Yuri Gripas | Reuters
Bank of England Governor Mark Carney leaves after speaking at 2017 Institute of International Finance (IIF) policy summit in Washington, U.S., April 20, 2017.
Summer data appear to have given doves a boost ahead of Thursday’s Bank of England (BOE) rate decision, with just 2.5 percent of analysts polled by Reuters expecting a rate rise.
Investors seem to be nodding in agreement with market indicators pointing to a mere 8 percent chance of a 25 basis point tightening this week. Yet at the beginning of the summer, divisions at the bank’s MPC’s (Monetary Policy Committee) were sharply exposed with a surprise 5-3 vote split on whether to raise interest rates.
The hawkish minority saw inflation – measured by the consumer price index (CPI) – consistently above the BOE’s target of 2 percent while unemployment reached 40-year lows.
Meanwhile, doves – who believe in easy monetary policy and are more concerned on jobs – preached that inflation has peaked, and warned on sluggish growth rates amid a backdrop of volatile Brexit fueled politics.
While these fault lines remain, heading into the meeting the second-quarter data increasingly support the latter argument and Governor Mark Carney’s Brexit-fueled concerns.
Inflation has been central to Threadneedle Street’s recent focus. Contrary to most of the developed world it has been high, reaching 2.9 percent in May. In this context June’s CPI reading was significant coming in at 2.6 percent emboldening those who have argued peak inflation has been reached.

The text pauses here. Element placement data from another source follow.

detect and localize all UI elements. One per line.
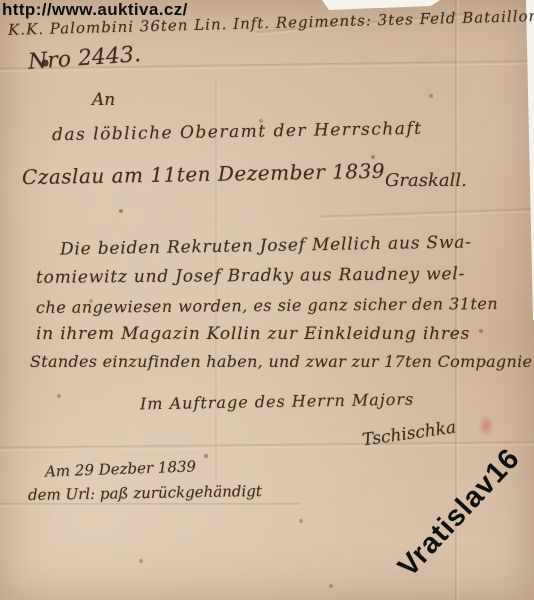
body-line: Standes einzufinden haben, und zwar zur … xyxy=(30,352,534,371)
body-line: che angewiesen worden, es sie ganz siche… xyxy=(36,294,498,317)
salutation: An xyxy=(92,90,115,110)
destination-name: Graskall. xyxy=(385,170,467,191)
seal-trace xyxy=(478,415,494,437)
place-date-line: Czaslau am 11ten Dezember 1839 xyxy=(22,159,385,189)
closing-line: Im Auftrage des Herrn Majors xyxy=(140,390,415,414)
crease-line xyxy=(320,208,534,219)
scanned-letter: http://www.auktiva.cz/ K.K. Palombini 36… xyxy=(0,0,534,600)
paper-edge xyxy=(524,0,534,320)
collector-watermark: Vratislav16 xyxy=(392,442,527,583)
archival-note: dem Url: paß zurückgehändigt xyxy=(28,482,262,504)
paper-edge xyxy=(322,0,440,10)
body-line: tomiewitz und Josef Bradky aus Raudney w… xyxy=(36,264,465,288)
archival-note: Am 29 Dezber 1839 xyxy=(45,457,197,480)
body-line: in ihrem Magazin Kollin zur Einkleidung … xyxy=(36,324,470,344)
addressee-line: das löbliche Oberamt der Herrschaft xyxy=(52,119,423,145)
crease-line xyxy=(0,441,534,451)
body-line: Die beiden Rekruten Josef Mellich aus Sw… xyxy=(60,232,472,259)
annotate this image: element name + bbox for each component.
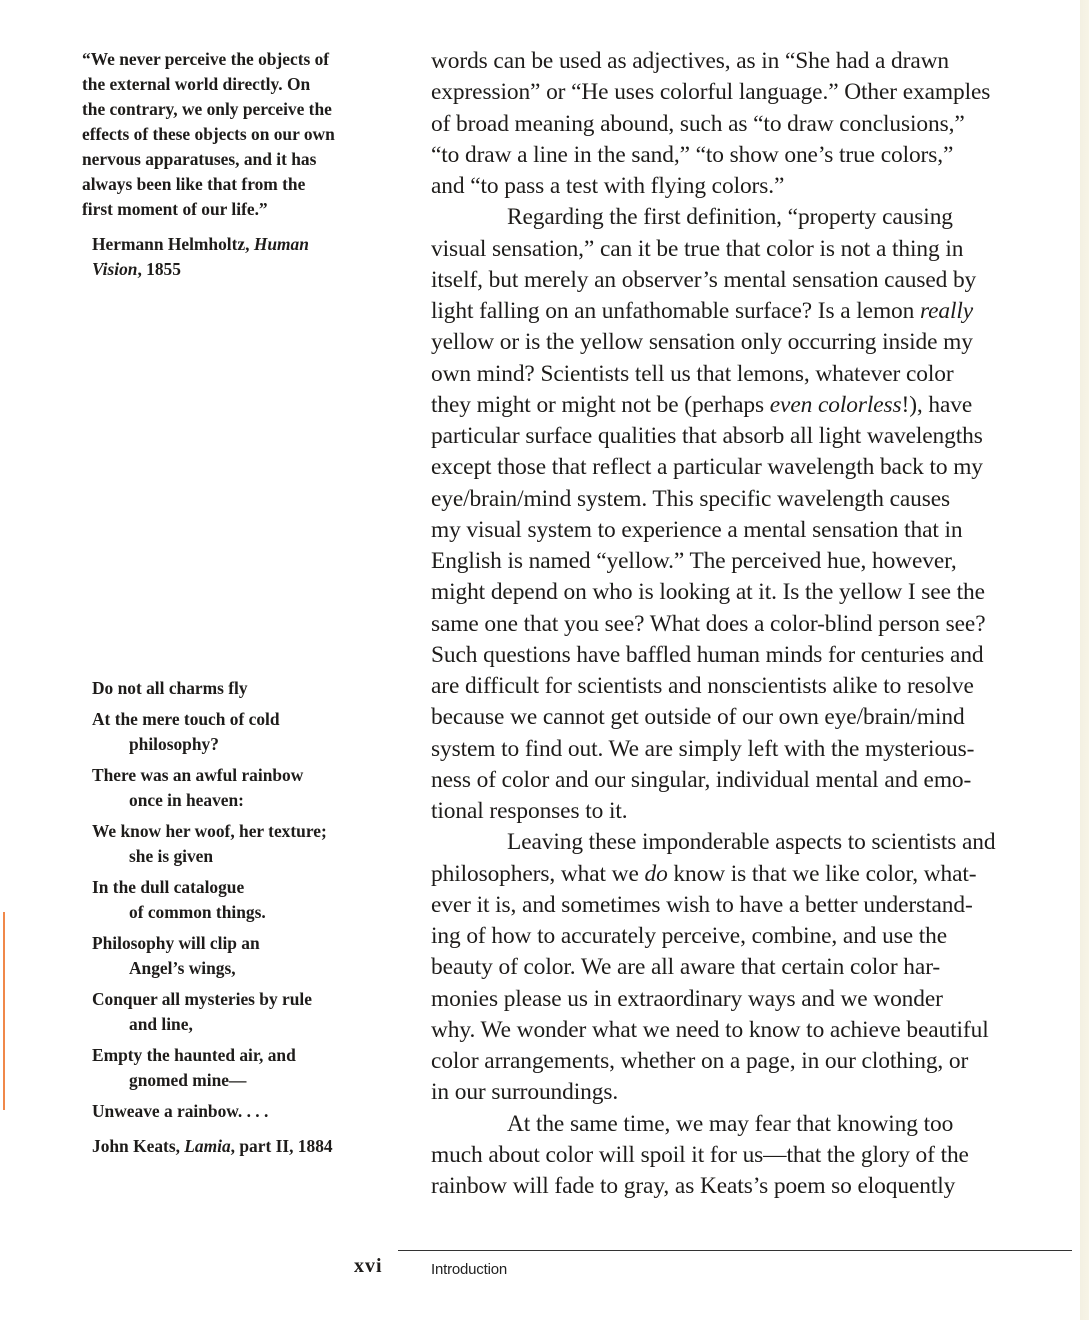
body-line: why. We wonder what we need to know to a… (431, 1015, 1081, 1046)
body-line: English is named “yellow.” The perceived… (431, 546, 1081, 577)
poem-work-title: Lamia (184, 1136, 230, 1156)
body-text-run: philosophers, what we (431, 861, 644, 887)
epigraph-attribution: Hermann Helmholtz, Human Vision, 1855 (92, 232, 402, 282)
body-text-run: know is that we like color, what- (668, 861, 977, 887)
emphasis: even colorless (770, 392, 902, 418)
body-line: because we cannot get outside of our own… (431, 702, 1081, 733)
page-number: xvi (354, 1255, 383, 1278)
quote-line: “We never perceive the objects of (92, 47, 402, 72)
poem-line: Unweave a rainbow. . . . (92, 1101, 268, 1121)
body-line: and “to pass a test with flying colors.” (431, 171, 1081, 202)
body-line: philosophers, what we do know is that we… (431, 859, 1081, 890)
body-line: Such questions have baffled human minds … (431, 640, 1081, 671)
poem-line: Empty the haunted air, and (92, 1045, 296, 1065)
poem-stanza: Conquer all mysteries by ruleand line, (92, 987, 392, 1037)
body-text: words can be used as adjectives, as in “… (431, 46, 1081, 1202)
footer-rule (398, 1250, 1072, 1251)
quote-line: effects of these objects on our own (92, 122, 402, 147)
poem-line-continuation: and line, (129, 1014, 193, 1034)
poem-stanza: There was an awful rainbowonce in heaven… (92, 763, 392, 813)
poem-line: Philosophy will clip an (92, 933, 260, 953)
poem-line-continuation: gnomed mine— (129, 1070, 246, 1090)
running-head: Introduction (431, 1261, 507, 1278)
body-line: ing of how to accurately perceive, combi… (431, 921, 1081, 952)
body-line: yellow or is the yellow sensation only o… (431, 327, 1081, 358)
body-line: visual sensation,” can it be true that c… (431, 234, 1081, 265)
body-line: tional responses to it. (431, 796, 1081, 827)
body-line: except those that reflect a particular w… (431, 452, 1081, 483)
poem-line-continuation: once in heaven: (129, 790, 244, 810)
body-line: are difficult for scientists and nonscie… (431, 671, 1081, 702)
page-edge-strip (1080, 0, 1089, 1320)
body-line: “to draw a line in the sand,” “to show o… (431, 140, 1081, 171)
epigraph-year: , 1855 (137, 259, 180, 279)
poem-stanza: In the dull catalogueof common things. (92, 875, 392, 925)
margin-highlight-mark (3, 912, 5, 1110)
poem-date: , part II, 1884 (231, 1136, 333, 1156)
epigraph-work-title-cont: Vision (92, 259, 137, 279)
epigraph-author: Hermann Helmholtz, (92, 234, 254, 254)
body-line: ness of color and our singular, individu… (431, 765, 1081, 796)
body-line: own mind? Scientists tell us that lemons… (431, 359, 1081, 390)
poem-line-continuation: philosophy? (129, 734, 219, 754)
body-line: itself, but merely an observer’s mental … (431, 265, 1081, 296)
body-line: might depend on who is looking at it. Is… (431, 577, 1081, 608)
quote-line: first moment of our life.” (92, 197, 402, 222)
poem-line: At the mere touch of cold (92, 709, 280, 729)
body-line: words can be used as adjectives, as in “… (431, 46, 1081, 77)
body-line: of broad meaning abound, such as “to dra… (431, 109, 1081, 140)
poem-line-continuation: of common things. (129, 902, 266, 922)
quote-line: the contrary, we only perceive the (92, 97, 402, 122)
body-line: light falling on an unfathomable surface… (431, 296, 1081, 327)
body-line: system to find out. We are simply left w… (431, 734, 1081, 765)
body-line: they might or might not be (perhaps even… (431, 390, 1081, 421)
body-line: Regarding the first definition, “propert… (431, 202, 1081, 233)
body-line: expression” or “He uses colorful languag… (431, 77, 1081, 108)
poem-line: There was an awful rainbow (92, 765, 303, 785)
poem-stanza: Unweave a rainbow. . . . (92, 1099, 392, 1124)
body-line: same one that you see? What does a color… (431, 609, 1081, 640)
body-text-run: they might or might not be (perhaps (431, 392, 770, 418)
epigraph-quote: “We never perceive the objects of the ex… (92, 47, 402, 222)
body-line: monies please us in extraordinary ways a… (431, 984, 1081, 1015)
quote-line: always been like that from the (92, 172, 402, 197)
emphasis: do (644, 861, 667, 887)
emphasis: really (920, 298, 973, 324)
body-line: beauty of color. We are all aware that c… (431, 952, 1081, 983)
body-text-run: light falling on an unfathomable surface… (431, 298, 920, 324)
poem-line: Conquer all mysteries by rule (92, 989, 312, 1009)
body-line: color arrangements, whether on a page, i… (431, 1046, 1081, 1077)
poem-author: John Keats, (92, 1136, 184, 1156)
poem-stanza: At the mere touch of coldphilosophy? (92, 707, 392, 757)
body-line: my visual system to experience a mental … (431, 515, 1081, 546)
body-line: in our surroundings. (431, 1077, 1081, 1108)
quote-line: the external world directly. On (92, 72, 402, 97)
poem-stanza: Philosophy will clip anAngel’s wings, (92, 931, 392, 981)
body-line: eye/brain/mind system. This specific wav… (431, 484, 1081, 515)
poem-line-continuation: she is given (129, 846, 213, 866)
body-line: much about color will spoil it for us—th… (431, 1140, 1081, 1171)
poem-attribution: John Keats, Lamia, part II, 1884 (92, 1134, 392, 1159)
body-line: Leaving these imponderable aspects to sc… (431, 827, 1081, 858)
poem-line-continuation: Angel’s wings, (129, 958, 236, 978)
body-line: At the same time, we may fear that knowi… (431, 1109, 1081, 1140)
body-text-run: !), have (902, 392, 973, 418)
poem-line: Do not all charms fly (92, 678, 248, 698)
poem-stanza: We know her woof, her texture;she is giv… (92, 819, 392, 869)
poem-line: In the dull catalogue (92, 877, 244, 897)
poem-excerpt: Do not all charms flyAt the mere touch o… (92, 676, 392, 1159)
body-line: ever it is, and sometimes wish to have a… (431, 890, 1081, 921)
epigraph-work-title: Human (254, 234, 309, 254)
body-line: particular surface qualities that absorb… (431, 421, 1081, 452)
poem-line: We know her woof, her texture; (92, 821, 327, 841)
body-line: rainbow will fade to gray, as Keats’s po… (431, 1171, 1081, 1202)
poem-stanza: Empty the haunted air, andgnomed mine— (92, 1043, 392, 1093)
quote-line: nervous apparatuses, and it has (92, 147, 402, 172)
poem-stanza: Do not all charms fly (92, 676, 392, 701)
epigraph: “We never perceive the objects of the ex… (92, 47, 402, 282)
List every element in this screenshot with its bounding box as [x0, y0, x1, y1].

In addition, as Morgan Stanley analysts pointed out last week, even this is not the result of a booming economy and rising service prices but rather goods inflation, susceptible to one-off external factors like the politically-induced weaker pound. Governor Carney is known to be looking for more domestically generated inflation before fully buying into what look like robust CPI numbers.